How to prove that lim sup $a_{n} \leq b$

Question

Assume that $(a_{n})$ is a bounded sequence, prove that lim sup $a_{n} \leq b$ iff, for every $\epsilon > 0$, there exists an $N \in \mathbb{N}$ so that $n \geq N$ implies $a_{n} \leq b + \epsilon$

First of all, I'm a little unclear on what $b$ is, so I just assumed that $b \in \mathbb{R}$.

Proof: ($\Rightarrow$)

Assume that lim sup $a_{n} = a$, then by definition, for every $\epsilon > 0$, there exists an $N \in \mathbb{N}$ such that $n \geq N$ implies that $a_{n} < a + \epsilon$ And given that $a \leq b$, it holds that $a_{n} < b + \epsilon$. Is this correct?

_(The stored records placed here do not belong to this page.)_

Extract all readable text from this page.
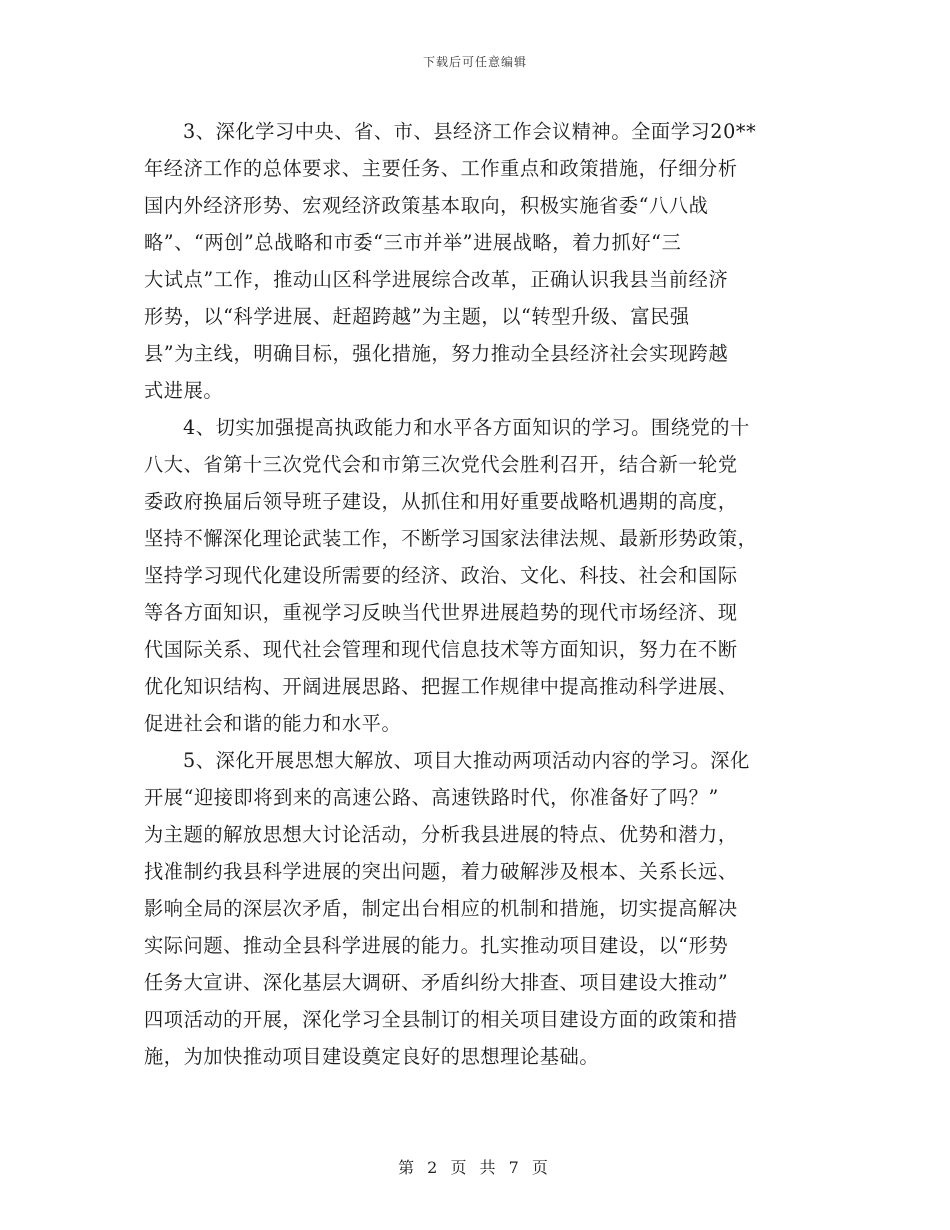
下载后可任意编辑
3、深化学习中央、省、市、县经济工作会议精神。全面学习20**
年经济工作的总体要求、主要任务、工作重点和政策措施，仔细分析
国内外经济形势、宏观经济政策基本取向，积极实施省委“八八战
略”、“两创”总战略和市委“三市并举”进展战略，着力抓好“三
大试点”工作，推动山区科学进展综合改革，正确认识我县当前经济
形势，以“科学进展、赶超跨越”为主题，以“转型升级、富民强
县”为主线，明确目标，强化措施，努力推动全县经济社会实现跨越
式进展。
4、切实加强提高执政能力和水平各方面知识的学习。围绕党的十
八大、省第十三次党代会和市第三次党代会胜利召开，结合新一轮党
委政府换届后领导班子建设，从抓住和用好重要战略机遇期的高度，
坚持不懈深化理论武装工作，不断学习国家法律法规、最新形势政策，
坚持学习现代化建设所需要的经济、政治、文化、科技、社会和国际
等各方面知识，重视学习反映当代世界进展趋势的现代市场经济、现
代国际关系、现代社会管理和现代信息技术等方面知识，努力在不断
优化知识结构、开阔进展思路、把握工作规律中提高推动科学进展、
促进社会和谐的能力和水平。
5、深化开展思想大解放、项目大推动两项活动内容的学习。深化
开展“迎接即将到来的高速公路、高速铁路时代，你准备好了吗？”
为主题的解放思想大讨论活动，分析我县进展的特点、优势和潜力，
找准制约我县科学进展的突出问题，着力破解涉及根本、关系长远、
影响全局的深层次矛盾，制定出台相应的机制和措施，切实提高解决
实际问题、推动全县科学进展的能力。扎实推动项目建设，以“形势
任务大宣讲、深化基层大调研、矛盾纠纷大排查、项目建设大推动”
四项活动的开展，深化学习全县制订的相关项目建设方面的政策和措
施，为加快推动项目建设奠定良好的思想理论基础。
第 2 页 共 7 页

($\Leftarrow$) If for every $\epsilon > 0$, there exists an $N \in \mathbb{N}$ so that $n \geq N$ implies $a_{n} \leq b + \epsilon$, then...I'm not sure as how to continue from here.

Answer 1

Continuing your argument on ($\Leftarrow$):

..$\limsup a_n\leq b+\epsilon$. This is true for each positive $\epsilon$ so automatically implies that $\limsup a_n\leq b$